Test Yourself 2: Inductive or Deductive?
The stove was on and the water in the pot was boiling over. The front door was standing open. These clues suggest the homeowner left unexpectedly and in a hurry.
Gravity is associated with mass. Because the moon has a smaller mass than the Earth, it should have weaker gravity.
Students don’t like to pay for high priced textbooks. It is likely that many students in the class will opt not to purchase a book.
To earn a college degree, students need 100 credits. Janine has 85 credits, so she cannot graduate.
[See answer at end of this module]
The second possible result from the caffeine-memory study is that the group who had no caffeine demonstrates better memory. This result is the opposite of what the researcher expects to find (her hypothesis). Here, the researcher must admit the evidence does not support her hypothesis. She must be careful, however, not to extend that interpretation to other claims. For example, finding increased memory in the no-caffeine group would not be evidence that caffeine harms memory. Again, there are too many unknowns. Is this finding a freak occurrence, perhaps based on an unusual sample? Is there a problem with the design of the study? The researcher doesn’t know. She simply knows that she was not able to observe support for her hypothesis.
There is at least one additional consideration: The researcher originally developed her caffeine- benefits-memory hypothesis based on conclusions drawn from previous research. That is, previous studies found results that suggested caffeine boosts memory. The researcher’s single study should not outweigh the conclusions of many studies. Perhaps the earlier research employed participants of different ages or who had different baseline levels of caffeine intake. This new study simply becomes a piece of fabric in the overall quilt of studies of the caffeine- memory relationship. It does not, on its own, definitively falsify the hypothesis.

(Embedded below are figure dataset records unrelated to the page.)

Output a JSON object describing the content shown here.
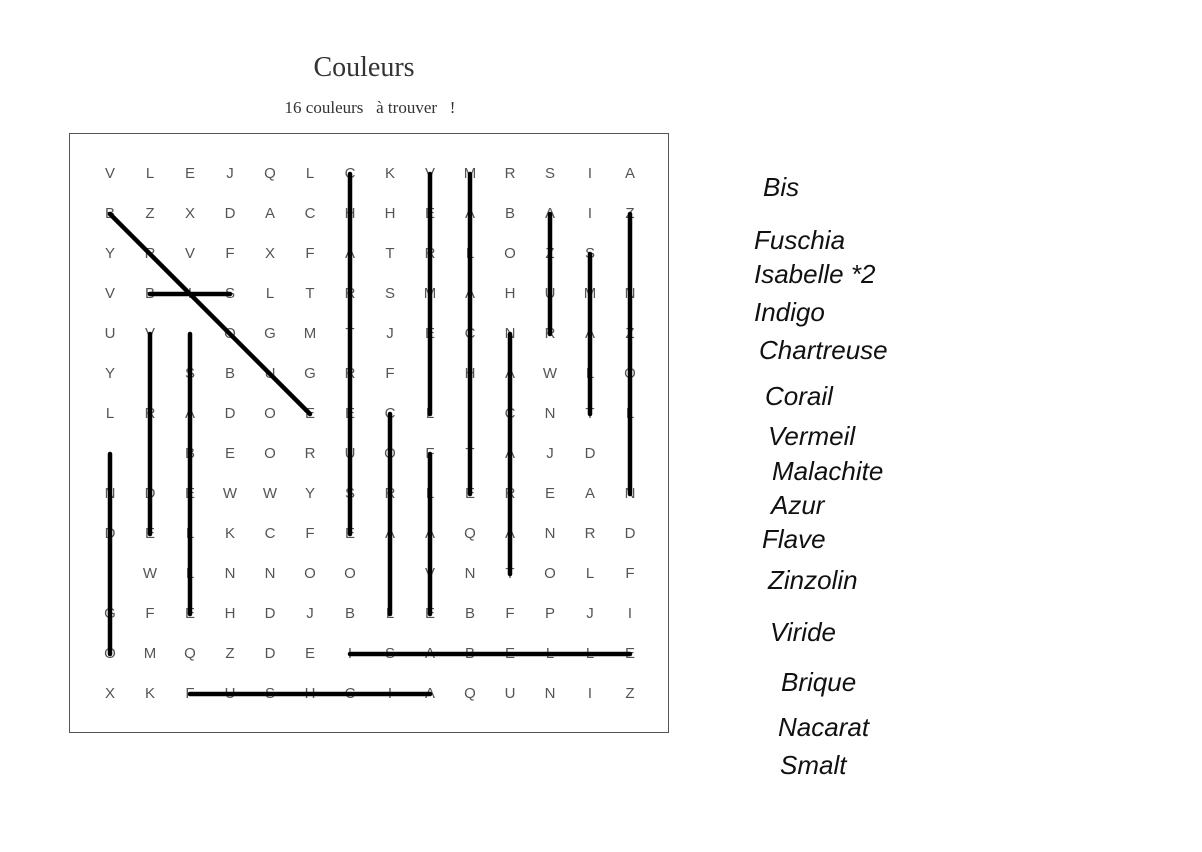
{
  "title": "Couleurs",
  "subtitle": "16 couleurs   à trouver   !",
  "grid": [
    [
      "V",
      "L",
      "E",
      "J",
      "Q",
      "L",
      "C",
      "K",
      "V",
      "M",
      "R",
      "S",
      "I",
      "A"
    ],
    [
      "B",
      "Z",
      "X",
      "D",
      "A",
      "C",
      "H",
      "H",
      "E",
      "A",
      "B",
      "A",
      "I",
      "Z"
    ],
    [
      "Y",
      "R",
      "V",
      "F",
      "X",
      "F",
      "A",
      "T",
      "R",
      "L",
      "O",
      "Z",
      "S",
      ""
    ],
    [
      "V",
      "B",
      "I",
      "S",
      "L",
      "T",
      "R",
      "S",
      "M",
      "A",
      "H",
      "U",
      "M",
      "N"
    ],
    [
      "U",
      "V",
      "",
      "O",
      "G",
      "M",
      "T",
      "J",
      "E",
      "C",
      "N",
      "R",
      "A",
      "Z"
    ],
    [
      "Y",
      "",
      "S",
      "B",
      "U",
      "G",
      "R",
      "F",
      "",
      "H",
      "A",
      "W",
      "L",
      "O"
    ],
    [
      "L",
      "R",
      "A",
      "D",
      "O",
      "E",
      "E",
      "C",
      "L",
      "",
      "C",
      "N",
      "T",
      "L"
    ],
    [
      "",
      "",
      "B",
      "E",
      "O",
      "R",
      "U",
      "O",
      "F",
      "T",
      "A",
      "J",
      "D",
      ""
    ],
    [
      "N",
      "D",
      "E",
      "W",
      "W",
      "Y",
      "S",
      "R",
      "L",
      "E",
      "R",
      "E",
      "A",
      "N"
    ],
    [
      "D",
      "E",
      "L",
      "K",
      "C",
      "F",
      "E",
      "A",
      "A",
      "Q",
      "A",
      "N",
      "R",
      "D"
    ],
    [
      "",
      "W",
      "L",
      "N",
      "N",
      "O",
      "O",
      "I",
      "V",
      "N",
      "T",
      "O",
      "L",
      "F"
    ],
    [
      "G",
      "F",
      "E",
      "H",
      "D",
      "J",
      "B",
      "L",
      "E",
      "B",
      "F",
      "P",
      "J",
      "I"
    ],
    [
      "O",
      "M",
      "Q",
      "Z",
      "D",
      "E",
      "I",
      "S",
      "A",
      "B",
      "E",
      "L",
      "L",
      "E"
    ],
    [
      "X",
      "K",
      "F",
      "U",
      "S",
      "H",
      "C",
      "I",
      "A",
      "Q",
      "U",
      "N",
      "I",
      "Z"
    ]
  ],
  "found_words": [
    {
      "word": "Isabelle",
      "from": [
        12,
        6
      ],
      "to": [
        12,
        13
      ]
    },
    {
      "word": "Fuschia",
      "from": [
        13,
        2
      ],
      "to": [
        13,
        8
      ]
    },
    {
      "word": "Bis",
      "from": [
        3,
        1
      ],
      "to": [
        3,
        3
      ]
    },
    {
      "word": "Bis",
      "from": [
        1,
        0
      ],
      "to": [
        6,
        5
      ]
    },
    {
      "word": "Nacarat",
      "from": [
        1,
        13
      ],
      "to": [
        8,
        13
      ]
    },
    {
      "word": "Chartreuse",
      "from": [
        0,
        6
      ],
      "to": [
        9,
        6
      ]
    },
    {
      "word": "Vermeil",
      "from": [
        0,
        8
      ],
      "to": [
        6,
        8
      ]
    },
    {
      "word": "Malachite",
      "from": [
        0,
        9
      ],
      "to": [
        8,
        9
      ]
    },
    {
      "word": "Azur",
      "from": [
        1,
        11
      ],
      "to": [
        4,
        11
      ]
    },
    {
      "word": "Smalt",
      "from": [
        2,
        12
      ],
      "to": [
        6,
        12
      ]
    },
    {
      "word": "Viride",
      "from": [
        4,
        1
      ],
      "to": [
        9,
        1
      ]
    },
    {
      "word": "Indigo",
      "from": [
        4,
        2
      ],
      "to": [
        11,
        2
      ]
    },
    {
      "word": "Corail",
      "from": [
        6,
        7
      ],
      "to": [
        11,
        7
      ]
    },
    {
      "word": "Flave",
      "from": [
        7,
        8
      ],
      "to": [
        11,
        8
      ]
    },
    {
      "word": "Nacarat",
      "from": [
        4,
        10
      ],
      "to": [
        10,
        10
      ]
    },
    {
      "word": "Zinzolin",
      "from": [
        7,
        0
      ],
      "to": [
        12,
        0
      ]
    }
  ],
  "word_list": [
    "Bis",
    "Fuschia",
    "Isabelle *2",
    "Indigo",
    "Chartreuse",
    "Corail",
    "Vermeil",
    "Malachite",
    "Azur",
    "Flave",
    "Zinzolin",
    "Viride",
    "Brique",
    "Nacarat",
    "Smalt"
  ]
}
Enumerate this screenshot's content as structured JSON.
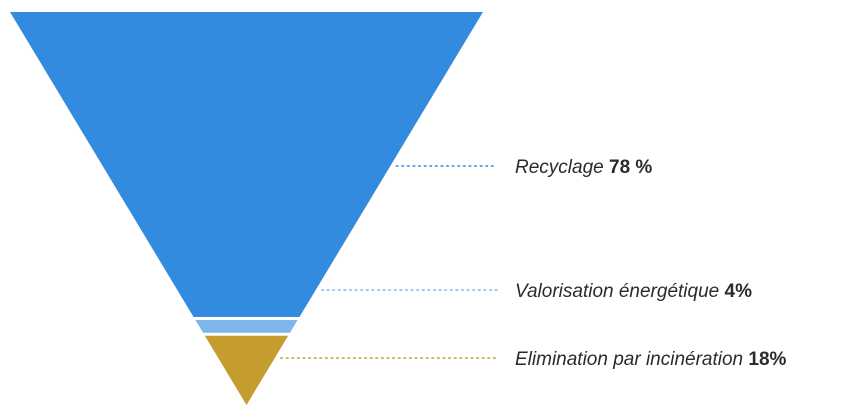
{
  "chart_data": {
    "type": "funnel",
    "title": "",
    "segments": [
      {
        "name": "Recyclage",
        "value": 78,
        "value_label": "78 %",
        "color": "#338bdf"
      },
      {
        "name": "Valorisation énergétique",
        "value": 4,
        "value_label": "4%",
        "color": "#7fb6ea"
      },
      {
        "name": "Elimination par incinération",
        "value": 18,
        "value_label": "18%",
        "color": "#c59c2e"
      }
    ],
    "legend": "right"
  }
}
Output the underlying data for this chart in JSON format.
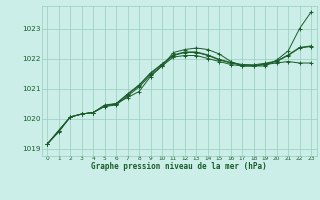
{
  "title": "Graphe pression niveau de la mer (hPa)",
  "bg_color": "#cceee8",
  "grid_color": "#99ccbb",
  "line_color": "#1a5c2a",
  "xlim": [
    -0.5,
    23.5
  ],
  "ylim": [
    1018.75,
    1023.75
  ],
  "yticks": [
    1019,
    1020,
    1021,
    1022,
    1023
  ],
  "xticks": [
    0,
    1,
    2,
    3,
    4,
    5,
    6,
    7,
    8,
    9,
    10,
    11,
    12,
    13,
    14,
    15,
    16,
    17,
    18,
    19,
    20,
    21,
    22,
    23
  ],
  "s1": [
    1019.15,
    1019.55,
    1020.05,
    1020.15,
    1020.2,
    1020.45,
    1020.5,
    1020.7,
    1020.9,
    1021.4,
    1021.75,
    1022.2,
    1022.3,
    1022.35,
    1022.3,
    1022.15,
    1021.9,
    1021.75,
    1021.75,
    1021.75,
    1021.95,
    1022.25,
    1023.0,
    1023.55
  ],
  "s2": [
    1019.15,
    1019.6,
    1020.05,
    1020.15,
    1020.2,
    1020.4,
    1020.45,
    1020.75,
    1021.05,
    1021.45,
    1021.75,
    1022.05,
    1022.1,
    1022.1,
    1022.0,
    1021.9,
    1021.8,
    1021.75,
    1021.75,
    1021.8,
    1021.85,
    1021.9,
    1021.85,
    1021.85
  ],
  "s3": [
    1019.15,
    1019.6,
    1020.05,
    1020.15,
    1020.2,
    1020.42,
    1020.48,
    1020.8,
    1021.1,
    1021.5,
    1021.8,
    1022.1,
    1022.2,
    1022.2,
    1022.1,
    1021.95,
    1021.85,
    1021.78,
    1021.77,
    1021.82,
    1021.9,
    1022.1,
    1022.35,
    1022.4
  ],
  "s4": [
    1019.15,
    1019.6,
    1020.05,
    1020.15,
    1020.2,
    1020.42,
    1020.5,
    1020.82,
    1021.12,
    1021.52,
    1021.82,
    1022.12,
    1022.22,
    1022.22,
    1022.12,
    1021.97,
    1021.87,
    1021.8,
    1021.79,
    1021.84,
    1021.92,
    1022.12,
    1022.37,
    1022.42
  ]
}
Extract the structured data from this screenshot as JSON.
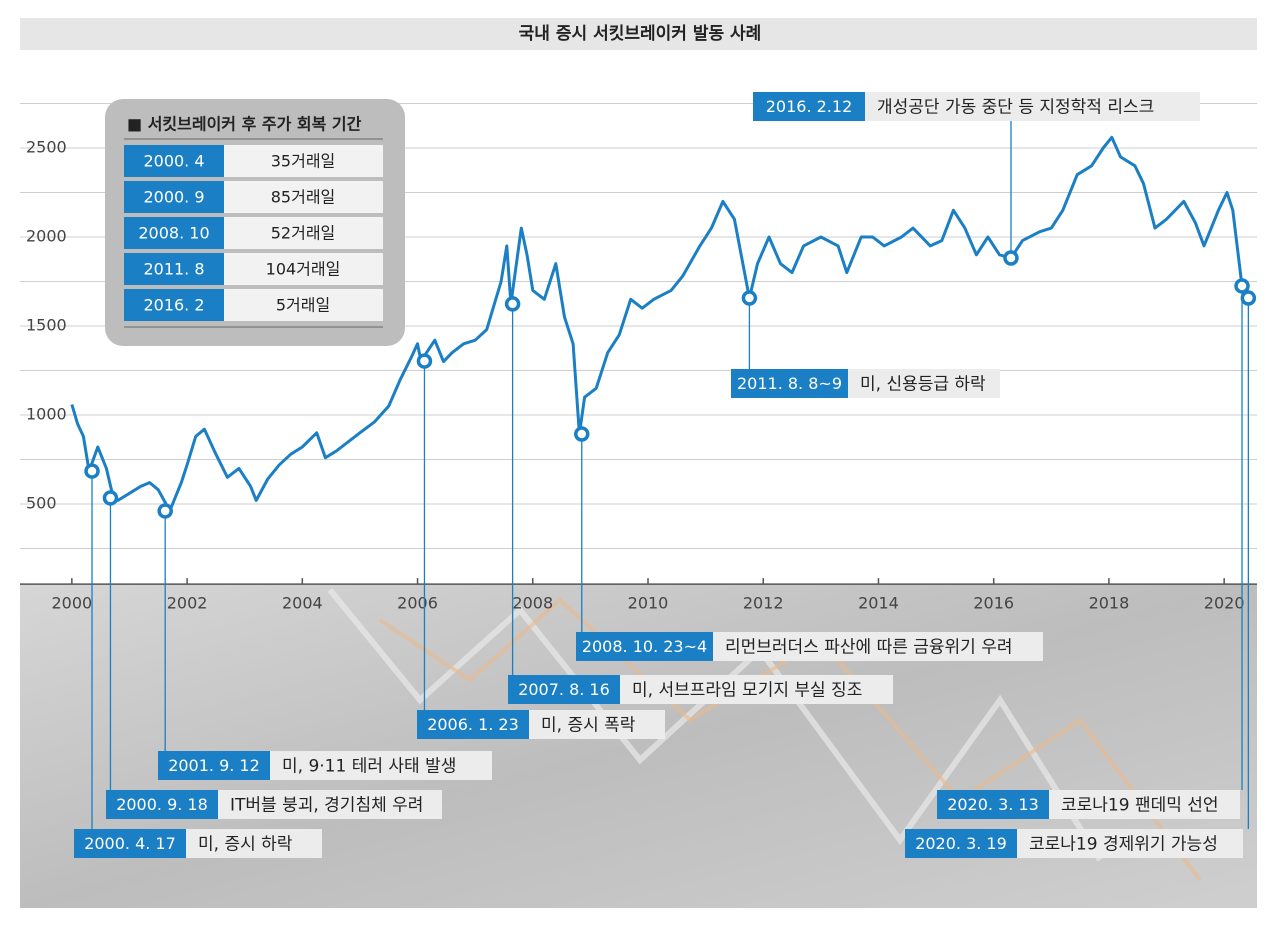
{
  "chart_data": {
    "type": "line",
    "title": "국내 증시 서킷브레이커 발동 사례",
    "color": "#1a7fc4",
    "xlim": [
      1999.1,
      2020.57
    ],
    "xticks": [
      2000,
      2002,
      2004,
      2006,
      2008,
      2010,
      2012,
      2014,
      2016,
      2018,
      2020
    ],
    "ylim": [
      50,
      2800
    ],
    "yticks": [
      500,
      1000,
      1500,
      2000,
      2500
    ],
    "y_minor_ticks": [
      250,
      750,
      1250,
      1750,
      2250,
      2750
    ],
    "grid": true,
    "x": [
      2000.0,
      2000.1,
      2000.2,
      2000.3,
      2000.45,
      2000.6,
      2000.72,
      2000.8,
      2001.0,
      2001.2,
      2001.35,
      2001.5,
      2001.7,
      2001.9,
      2002.0,
      2002.15,
      2002.3,
      2002.5,
      2002.7,
      2002.9,
      2003.1,
      2003.2,
      2003.4,
      2003.6,
      2003.8,
      2004.0,
      2004.25,
      2004.4,
      2004.6,
      2004.8,
      2005.0,
      2005.25,
      2005.5,
      2005.7,
      2005.9,
      2006.0,
      2006.06,
      2006.3,
      2006.45,
      2006.6,
      2006.8,
      2007.0,
      2007.2,
      2007.45,
      2007.55,
      2007.62,
      2007.8,
      2007.9,
      2008.0,
      2008.2,
      2008.4,
      2008.55,
      2008.7,
      2008.81,
      2008.9,
      2009.1,
      2009.3,
      2009.5,
      2009.7,
      2009.9,
      2010.1,
      2010.4,
      2010.6,
      2010.9,
      2011.1,
      2011.3,
      2011.5,
      2011.76,
      2011.9,
      2012.1,
      2012.3,
      2012.5,
      2012.7,
      2013.0,
      2013.3,
      2013.45,
      2013.7,
      2013.9,
      2014.1,
      2014.4,
      2014.6,
      2014.9,
      2015.1,
      2015.3,
      2015.5,
      2015.7,
      2015.9,
      2016.1,
      2016.3,
      2016.5,
      2016.8,
      2017.0,
      2017.2,
      2017.45,
      2017.7,
      2017.9,
      2018.05,
      2018.2,
      2018.45,
      2018.6,
      2018.8,
      2019.0,
      2019.3,
      2019.5,
      2019.65,
      2019.9,
      2020.05,
      2020.15,
      2020.31,
      2020.42
    ],
    "values": [
      1059,
      950,
      880,
      685,
      820,
      700,
      534,
      520,
      560,
      600,
      620,
      580,
      461,
      620,
      720,
      880,
      920,
      780,
      650,
      700,
      600,
      520,
      640,
      720,
      780,
      820,
      900,
      760,
      800,
      850,
      900,
      960,
      1050,
      1200,
      1330,
      1400,
      1303,
      1420,
      1300,
      1350,
      1400,
      1420,
      1480,
      1750,
      1950,
      1624,
      2050,
      1900,
      1700,
      1650,
      1850,
      1550,
      1400,
      893,
      1100,
      1150,
      1350,
      1450,
      1650,
      1600,
      1650,
      1700,
      1780,
      1950,
      2050,
      2200,
      2100,
      1657,
      1850,
      2000,
      1850,
      1800,
      1950,
      2000,
      1950,
      1800,
      2000,
      2000,
      1950,
      2000,
      2050,
      1950,
      1980,
      2150,
      2050,
      1900,
      2000,
      1900,
      1882,
      1980,
      2030,
      2050,
      2150,
      2350,
      2400,
      2500,
      2560,
      2450,
      2400,
      2300,
      2050,
      2100,
      2200,
      2080,
      1950,
      2150,
      2250,
      2150,
      1725,
      1657
    ],
    "events": [
      {
        "date": "2000. 4. 17",
        "text": "미, 증시 하락",
        "x": 2000.35,
        "y": 685
      },
      {
        "date": "2000. 9. 18",
        "text": "IT버블 붕괴, 경기침체 우려",
        "x": 2000.67,
        "y": 534
      },
      {
        "date": "2001. 9. 12",
        "text": "미, 9·11 테러 사태 발생",
        "x": 2001.62,
        "y": 461
      },
      {
        "date": "2006. 1. 23",
        "text": "미, 증시 폭락",
        "x": 2006.12,
        "y": 1303
      },
      {
        "date": "2007. 8. 16",
        "text": "미, 서브프라임 모기지 부실 징조",
        "x": 2007.65,
        "y": 1624
      },
      {
        "date": "2008. 10. 23~4",
        "text": "리먼브러더스 파산에 따른 금융위기 우려",
        "x": 2008.85,
        "y": 893
      },
      {
        "date": "2011. 8. 8~9",
        "text": "미, 신용등급 하락",
        "x": 2011.76,
        "y": 1657
      },
      {
        "date": "2016. 2.12",
        "text": "개성공단 가동 중단 등 지정학적 리스크",
        "x": 2016.3,
        "y": 1882
      },
      {
        "date": "2020. 3. 13",
        "text": "코로나19 팬데믹 선언",
        "x": 2020.31,
        "y": 1725
      },
      {
        "date": "2020. 3. 19",
        "text": "코로나19 경제위기 가능성",
        "x": 2020.42,
        "y": 1657
      }
    ],
    "inset": {
      "title": "■ 서킷브레이커 후 주가 회복 기간",
      "rows": [
        [
          "2000. 4",
          "35거래일"
        ],
        [
          "2000. 9",
          "85거래일"
        ],
        [
          "2008. 10",
          "52거래일"
        ],
        [
          "2011. 8",
          "104거래일"
        ],
        [
          "2016. 2",
          "5거래일"
        ]
      ]
    }
  }
}
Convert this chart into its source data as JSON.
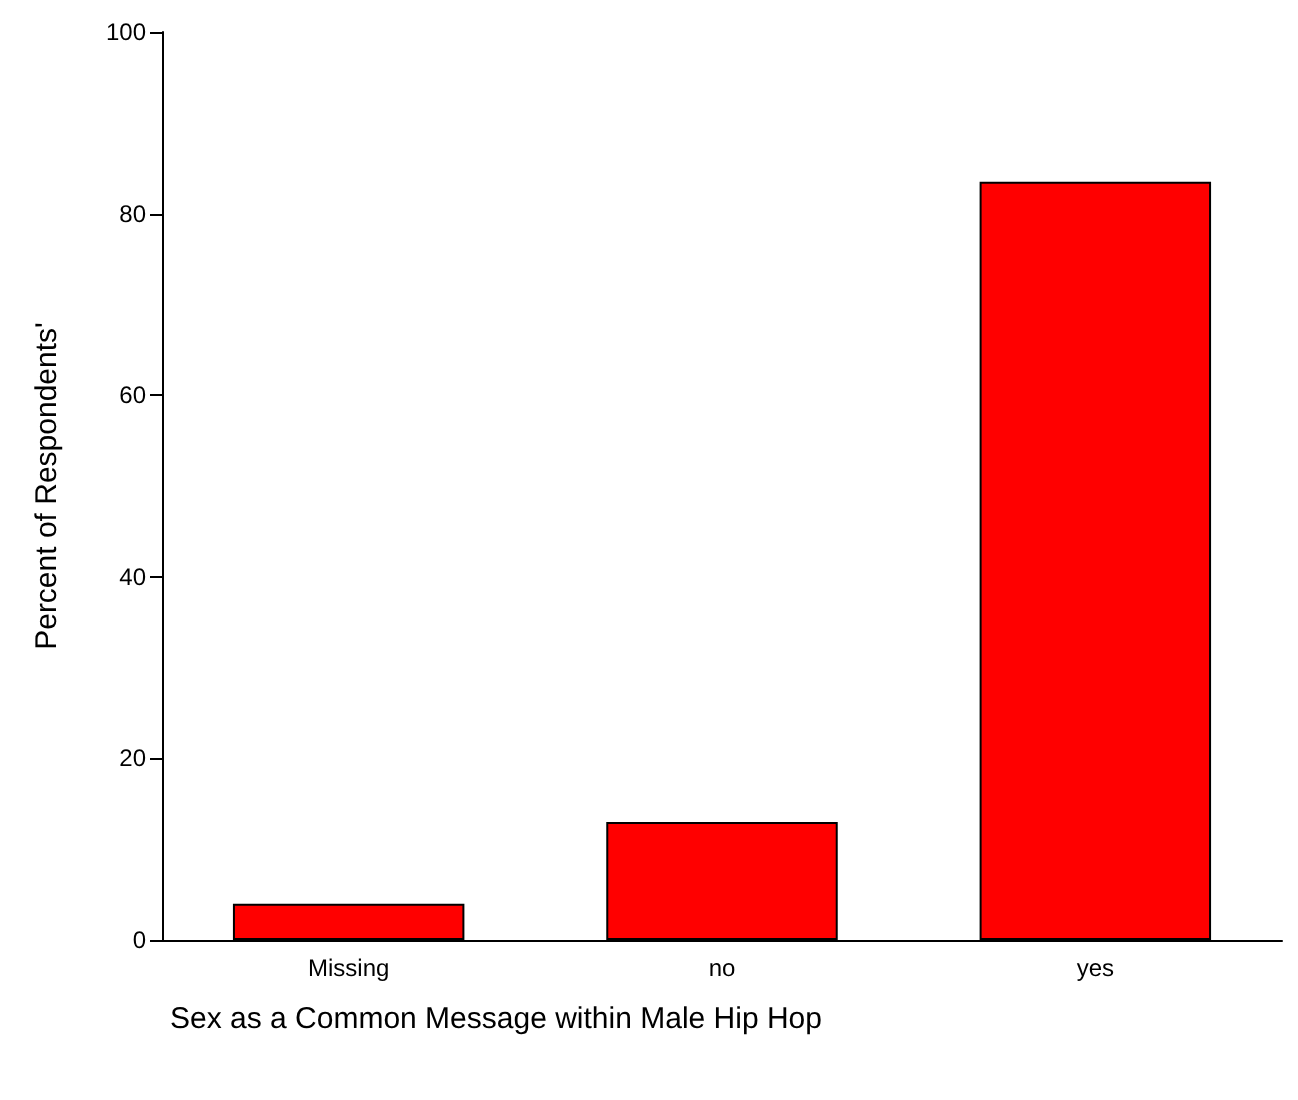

Finally, it’s possible that the results show no difference in memory between the two groups. How should the researcher interpret this? How would you? In this case, the researcher once again has to admit that she has not found support for her hypothesis.
Interpreting the results of a study—regardless of outcome—rests on the quality of the observations from which those results are drawn. If you learn, say, that each group in a study included only four participants, or that they were all over 90 years old, you might have concerns. Specifically, you should be concerned that the observations, even if accurate, aren’t representative of the general population. This is one of the defining differences between conclusions drawn from personal anecdotes and those drawn from scientific observations. Anecdotal evidence—derived from personal experience and unsystematic observations (e. g., “common sense,”)—is limited by the quality and representativeness of observations, and by memory shortcomings. Well-designed research, on the other hand, relies on observations that are systematically recorded, of high quality, and representative of the population it claims to describe.